Nitrogen fertilizer rate affects root exudation, the rhizosphere microbiome and nitrogen-use-efficiency of maize

Abstract

The composition and function of microbial communities in the rhizosphere of crops have been linked to edaphic factors and root exudate composition. We examined the effect of N fertilizer (urea) rate on maize root exudation, the associated rhizosphere microbial community, and nitrogen-use-efficiency. Increasing N rate had a significant effect on root exudate quantity and composition.
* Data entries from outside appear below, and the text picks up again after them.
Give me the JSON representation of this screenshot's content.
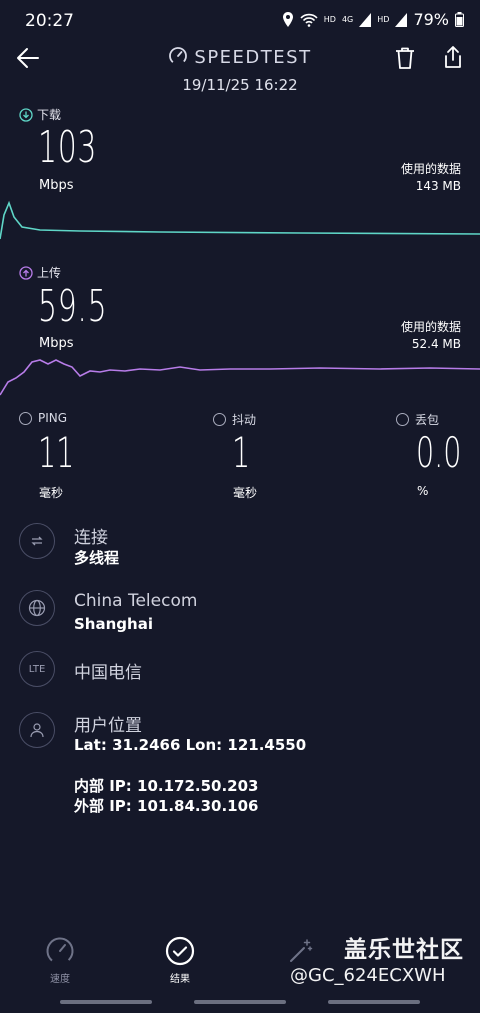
{
  "status": {
    "time": "20:27",
    "battery": "79%",
    "net1": "HD",
    "net2": "4G",
    "net3": "HD"
  },
  "header": {
    "brand": "SPEEDTEST",
    "date": "19/11/25 16:22"
  },
  "download": {
    "label": "下载",
    "value": "103",
    "unit": "Mbps",
    "used_label": "使用的数据",
    "used_value": "143 MB",
    "color": "#5fd6c7"
  },
  "upload": {
    "label": "上传",
    "value": "59.5",
    "unit": "Mbps",
    "used_label": "使用的数据",
    "used_value": "52.4 MB",
    "color": "#b77ce8"
  },
  "ping": {
    "label": "PING",
    "value": "11",
    "unit": "毫秒"
  },
  "jitter": {
    "label": "抖动",
    "value": "1",
    "unit": "毫秒"
  },
  "loss": {
    "label": "丢包",
    "value": "0.0",
    "unit": "%"
  },
  "info": {
    "connection": {
      "title": "连接",
      "value": "多线程"
    },
    "isp": {
      "title": "China Telecom",
      "value": "Shanghai"
    },
    "carrier": {
      "icon_text": "LTE",
      "title": "中国电信"
    },
    "location": {
      "title": "用户位置",
      "value": "Lat: 31.2466 Lon: 121.4550"
    },
    "internal_ip": "内部 IP: 10.172.50.203",
    "external_ip": "外部 IP: 101.84.30.106"
  },
  "nav": {
    "speed": "速度",
    "results": "结果",
    "third": ""
  },
  "watermark": {
    "line1": "盖乐世社区",
    "line2": "@GC_624ECXWH"
  }
}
Specifically, the total abundance of sugars, sugar alcohols, and phenolics was positively correlated with N rate (p<0.005). Similarly, the abundance of rhizosphere bacteria (16S rRNA copies g−1 soil FW) was enhanced with increasing N rate. Using PICRUSt, we also explored the metagenomic contribution of bacterial OTUs to the abundance of N cycle-related genes in the maize rhizosphere. On a relative abundance basis, the nitrifying-(pmoA-amoA) and denitrifying-genes (nirK and nosZ) were significantly influenced by N rate (p<0.05); whereas, the nitrogen fixing (nifD and nifH) and urease (ureC) genes were not influenced by N rate (p>0.05). However, on a total abundance basis (gene copies g−1 soil FW) all N-cycle genes increased significantly with increasing N rate (p<0.05). Percent N recovery from both soil and fertilizer sources showed a curvilinear response that was highest at intermediate N rates; whereas, fertilizer N lost from the system increased significantly at the two highest N rates (p<0.05). In summary, our results show high N rates increase both root exudation and the abundance of soil bacteria, which may help explain the decline in fertilizer-use-efficiency and loss of N from the system at higher N rates.